In previous months, they had bought around $33 million in April and May, as well as $117 million in March.
Coinbase executives have also been selling their shares amid the price rally. CEO Brian Armstrong and other senior executives sold a combined total of 88,058 shares worth $6.9 million on July 6. In June, Coinbase’s chief accounting officer, Jennifer Jones, sold 74,375 shares, netting $5.2 million.
Despite facing a securities violation lawsuit from the U.S. Securities and Exchange Commission, Coinbase’s stock has been performing well.
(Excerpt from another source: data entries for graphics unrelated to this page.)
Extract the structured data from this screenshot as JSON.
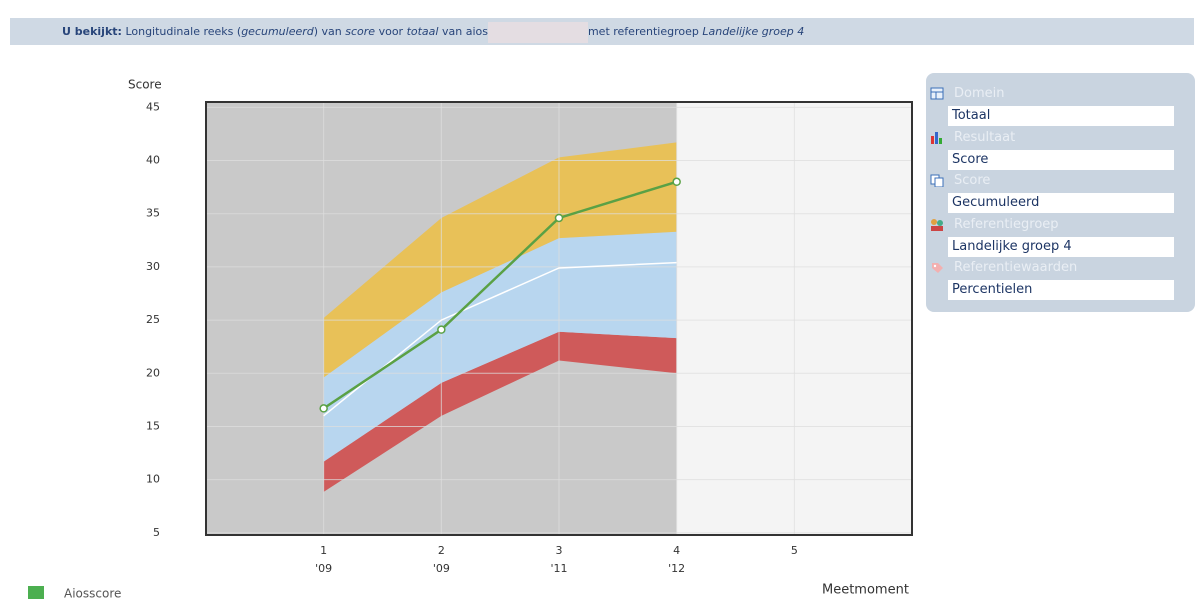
{
  "header": {
    "label": "U bekijkt:",
    "parts": [
      "Longitudinale reeks (",
      "gecumuleerd",
      ") van ",
      "score",
      " voor ",
      "totaal",
      " van aios",
      "met referentiegroep ",
      "Landelijke groep 4"
    ]
  },
  "chart_data": {
    "type": "band",
    "y_label": "Score",
    "x_label": "Meetmoment",
    "xlim": [
      0,
      6
    ],
    "ylim": [
      4.8,
      45.5
    ],
    "xticks": [
      1,
      2,
      3,
      4,
      5
    ],
    "xtick_sublabels": [
      "'09",
      "'09",
      "'11",
      "'12",
      null
    ],
    "yticks": [
      5,
      10,
      15,
      20,
      25,
      30,
      35,
      40,
      45
    ],
    "grid": true,
    "background_split": 4,
    "x": [
      1,
      2,
      3,
      4
    ],
    "bands": [
      {
        "color": "#cf5a5a",
        "lower": [
          8.85,
          16.0,
          21.2,
          20.0
        ],
        "upper": [
          11.7,
          19.1,
          23.9,
          23.3
        ]
      },
      {
        "color": "#b8d6ef",
        "lower": [
          11.7,
          19.1,
          23.9,
          23.3
        ],
        "upper": [
          19.6,
          27.6,
          32.7,
          33.3
        ]
      },
      {
        "color": "#e8c158",
        "lower": [
          19.6,
          27.6,
          32.7,
          33.3
        ],
        "upper": [
          25.2,
          34.6,
          40.3,
          41.7
        ]
      }
    ],
    "median": {
      "color": "#ffffff",
      "values": [
        16.0,
        25.0,
        29.9,
        30.4
      ]
    },
    "series": [
      {
        "name": "Aiosscore",
        "color": "#5aa145",
        "values": [
          16.7,
          24.1,
          34.6,
          38.0
        ]
      }
    ]
  },
  "panel": {
    "items": [
      {
        "label": "Domein",
        "value": "Totaal"
      },
      {
        "label": "Resultaat",
        "value": "Score"
      },
      {
        "label": "Score",
        "value": "Gecumuleerd"
      },
      {
        "label": "Referentiegroep",
        "value": "Landelijke groep 4"
      },
      {
        "label": "Referentiewaarden",
        "value": "Percentielen"
      }
    ]
  }
}
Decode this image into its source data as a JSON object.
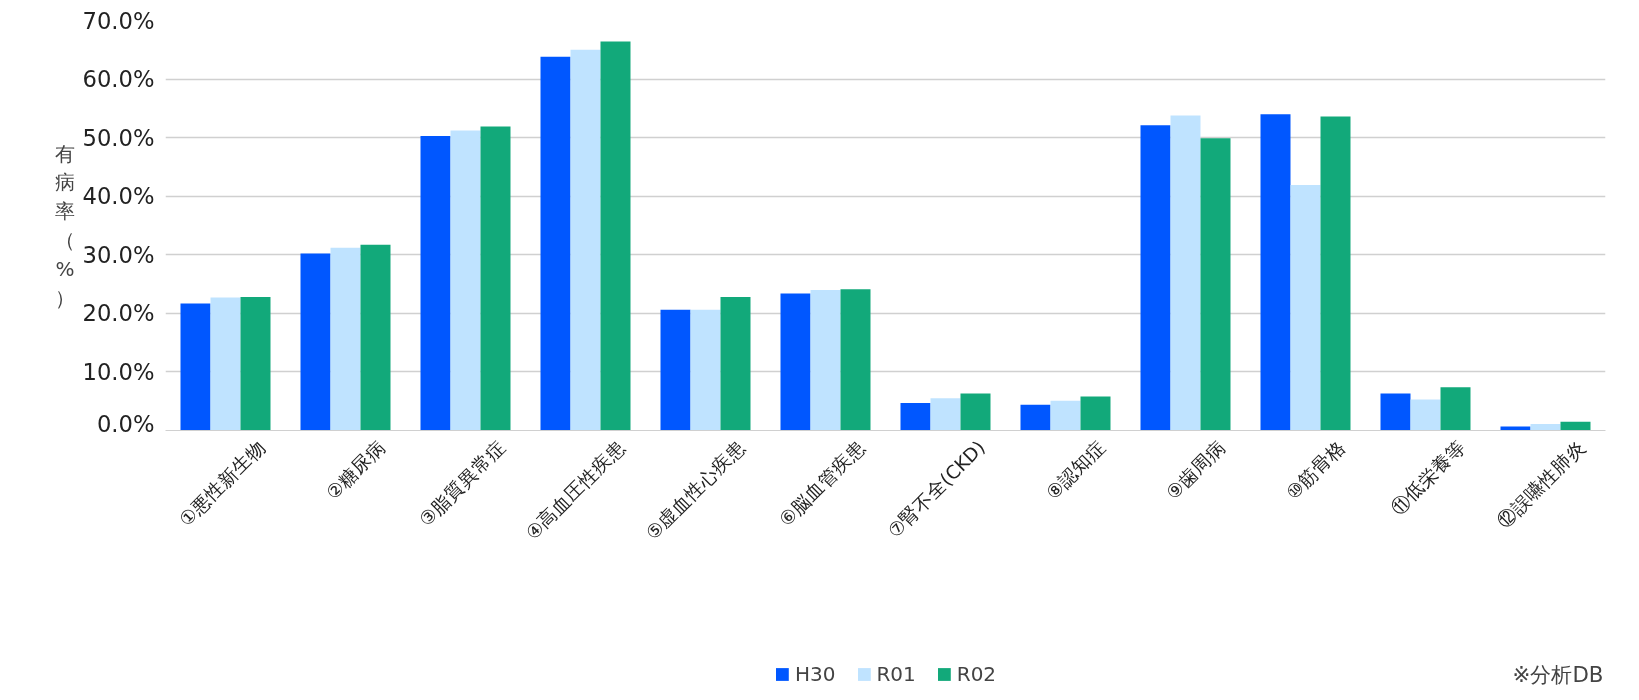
{
  "chart_data": {
    "type": "bar",
    "ylabel": "有病率（%）",
    "categories": [
      "①悪性新生物",
      "②糖尿病",
      "③脂質異常症",
      "④高血圧性疾患",
      "⑤虚血性心疾患",
      "⑥脳血管疾患",
      "⑦腎不全(CKD)",
      "⑧認知症",
      "⑨歯周病",
      "⑩筋骨格",
      "⑪低栄養等",
      "⑫誤嚥性肺炎"
    ],
    "series": [
      {
        "name": "H30",
        "color": "#0057ff",
        "values": [
          21.7,
          30.2,
          50.3,
          63.8,
          20.6,
          23.4,
          4.7,
          4.4,
          52.1,
          54.0,
          6.3,
          0.7
        ]
      },
      {
        "name": "R01",
        "color": "#bfe3ff",
        "values": [
          22.7,
          31.2,
          51.2,
          65.0,
          20.6,
          24.0,
          5.5,
          5.1,
          53.8,
          41.9,
          5.3,
          1.1
        ]
      },
      {
        "name": "R02",
        "color": "#12a97a",
        "values": [
          22.8,
          31.7,
          51.9,
          66.4,
          22.8,
          24.1,
          6.3,
          5.8,
          49.9,
          53.6,
          7.4,
          1.5
        ]
      }
    ],
    "ylim": [
      0,
      70
    ],
    "yticks": [
      {
        "value": 0,
        "label": "0.0%"
      },
      {
        "value": 10,
        "label": "10.0%"
      },
      {
        "value": 20,
        "label": "20.0%"
      },
      {
        "value": 30,
        "label": "30.0%"
      },
      {
        "value": 40,
        "label": "40.0%"
      },
      {
        "value": 50,
        "label": "50.0%"
      },
      {
        "value": 60,
        "label": "60.0%"
      },
      {
        "value": 70,
        "label": "70.0%"
      }
    ],
    "grid": "y",
    "legend": "bottom",
    "annotations": [
      "※分析DB"
    ]
  }
}
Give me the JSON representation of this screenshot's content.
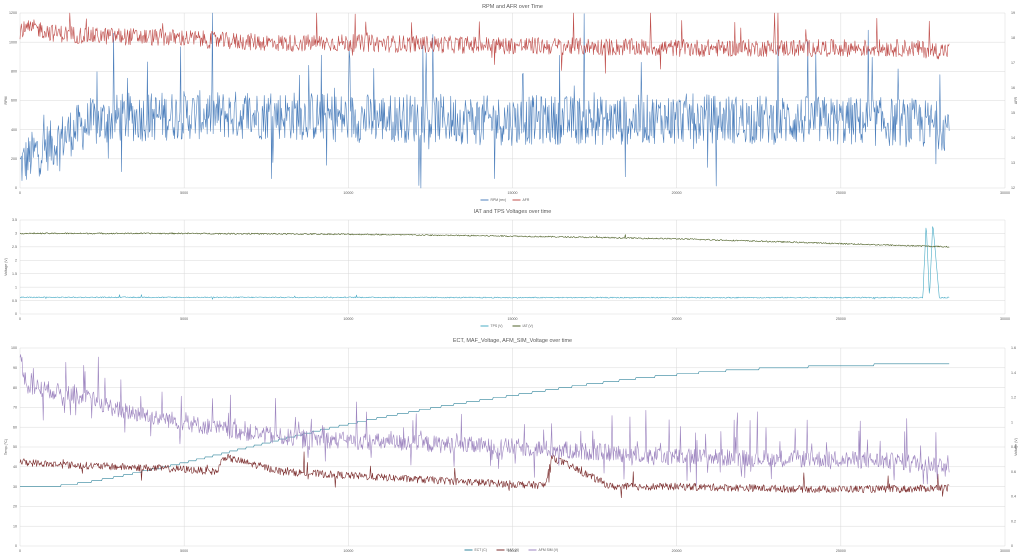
{
  "chart_data": [
    {
      "type": "line",
      "title": "RPM and AFR over Time",
      "ylabel": "RPM",
      "y2label": "AFR",
      "xlim": [
        0,
        30000
      ],
      "ylim": [
        0,
        1200
      ],
      "y2lim": [
        12,
        19
      ],
      "x_ticks": [
        "0",
        "5000",
        "10000",
        "15000",
        "20000",
        "25000",
        "30000"
      ],
      "y_ticks": [
        "0",
        "200",
        "400",
        "600",
        "800",
        "1000",
        "1200"
      ],
      "y2_ticks": [
        "12",
        "13",
        "14",
        "15",
        "16",
        "17",
        "18",
        "19"
      ],
      "colors": {
        "RPM (rev)": "#4f81bd",
        "AFR": "#c0504d"
      },
      "series": [
        {
          "name": "RPM (rev)",
          "axis": "left",
          "x": [
            0,
            500,
            1000,
            1500,
            2000,
            3000,
            5000,
            6000,
            8000,
            10000,
            12000,
            15000,
            16000,
            18000,
            20000,
            22000,
            25000,
            27000,
            28000,
            28300
          ],
          "values": [
            150,
            250,
            300,
            380,
            430,
            480,
            500,
            500,
            500,
            480,
            480,
            460,
            470,
            460,
            480,
            470,
            460,
            450,
            430,
            420
          ]
        },
        {
          "name": "AFR",
          "axis": "right",
          "x": [
            0,
            500,
            1000,
            2000,
            5000,
            6000,
            8000,
            10000,
            15000,
            20000,
            25000,
            27000,
            28000,
            28300
          ],
          "values": [
            18.3,
            18.4,
            18.2,
            18.1,
            18.0,
            17.9,
            17.8,
            17.8,
            17.7,
            17.6,
            17.6,
            17.6,
            17.5,
            17.5
          ]
        }
      ],
      "legend": "bottom"
    },
    {
      "type": "line",
      "title": "IAT and TPS Voltages over time",
      "ylabel": "Voltage (V)",
      "xlim": [
        0,
        30000
      ],
      "ylim": [
        0,
        3.5
      ],
      "x_ticks": [
        "0",
        "5000",
        "10000",
        "15000",
        "20000",
        "25000",
        "30000"
      ],
      "y_ticks": [
        "0",
        "0.5",
        "1",
        "1.5",
        "2",
        "2.5",
        "3",
        "3.5"
      ],
      "colors": {
        "TPS (V)": "#4bacc6",
        "IAT (V)": "#4f6228"
      },
      "series": [
        {
          "name": "TPS (V)",
          "x": [
            0,
            5000,
            10000,
            15000,
            20000,
            25000,
            27500,
            27600,
            27700,
            27800,
            28000,
            28300
          ],
          "values": [
            0.62,
            0.62,
            0.62,
            0.61,
            0.61,
            0.61,
            0.61,
            3.4,
            0.61,
            3.4,
            0.61,
            0.61
          ]
        },
        {
          "name": "IAT (V)",
          "x": [
            0,
            5000,
            10000,
            15000,
            20000,
            25000,
            28300
          ],
          "values": [
            3.0,
            3.0,
            2.97,
            2.9,
            2.8,
            2.62,
            2.5
          ]
        }
      ],
      "legend": "bottom"
    },
    {
      "type": "line",
      "title": "ECT, MAF_Voltage, AFM_SIM_Voltage over time",
      "ylabel": "Temp (°C)",
      "y2label": "Voltage (V)",
      "xlim": [
        0,
        30000
      ],
      "ylim": [
        0,
        100
      ],
      "y2lim": [
        0,
        1.6
      ],
      "x_ticks": [
        "0",
        "5000",
        "10000",
        "15000",
        "20000",
        "25000",
        "30000"
      ],
      "y_ticks": [
        "0",
        "10",
        "20",
        "30",
        "40",
        "50",
        "60",
        "70",
        "80",
        "90",
        "100"
      ],
      "y2_ticks": [
        "0",
        "0.2",
        "0.4",
        "0.6",
        "0.8",
        "1",
        "1.2",
        "1.4",
        "1.6"
      ],
      "colors": {
        "ECT (C)": "#31859c",
        "MAF (V)": "#7b2c2c",
        "AFM SIM (V)": "#9e86c0"
      },
      "series": [
        {
          "name": "ECT (C)",
          "axis": "left",
          "x": [
            0,
            1000,
            2000,
            3000,
            5000,
            7000,
            9000,
            11000,
            13000,
            15000,
            17000,
            19000,
            21000,
            23000,
            25000,
            27000,
            28300
          ],
          "values": [
            30,
            30,
            32,
            35,
            42,
            50,
            58,
            65,
            71,
            76,
            81,
            85,
            88,
            90,
            91,
            92,
            92
          ]
        },
        {
          "name": "MAF (V)",
          "axis": "right",
          "x": [
            0,
            1000,
            3000,
            5000,
            6000,
            6200,
            8000,
            10000,
            12000,
            15000,
            16000,
            16200,
            18000,
            20000,
            22000,
            24000,
            26000,
            27000,
            28000,
            28300
          ],
          "values": [
            0.68,
            0.66,
            0.64,
            0.62,
            0.6,
            0.72,
            0.6,
            0.57,
            0.54,
            0.5,
            0.49,
            0.72,
            0.48,
            0.48,
            0.47,
            0.46,
            0.46,
            0.46,
            0.47,
            0.47
          ]
        },
        {
          "name": "AFM SIM (V)",
          "axis": "right",
          "x": [
            0,
            200,
            2000,
            3000,
            5000,
            6000,
            8000,
            10000,
            15000,
            20000,
            25000,
            27000,
            28000,
            28300
          ],
          "values": [
            1.55,
            1.3,
            1.2,
            1.1,
            1.0,
            0.95,
            0.88,
            0.85,
            0.8,
            0.72,
            0.7,
            0.68,
            0.66,
            0.66
          ]
        }
      ],
      "legend": "bottom"
    }
  ]
}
The growth can be attributed to the anticipation surrounding the BlackRock spot Bitcoin ETF filing, where Coinbase was named a “surveillance-sharing” partner.
Overall, Wood’s decision to take profits from Coinbase shares reflects a calculated move to lock in gains.
While the cryptocurrency exchange continues to face legal challenges, its stock price has surged over the past month, increasing by more than 60%.
Wood’s active participation in accumulating Coinbase shares earlier this year indicates her belief in the long-term potential of the company.
As the cryptocurrency market and related investments evolve, market participants will continue to closely monitor the developments surrounding Coinbase and its role in the growing crypto ecosystem.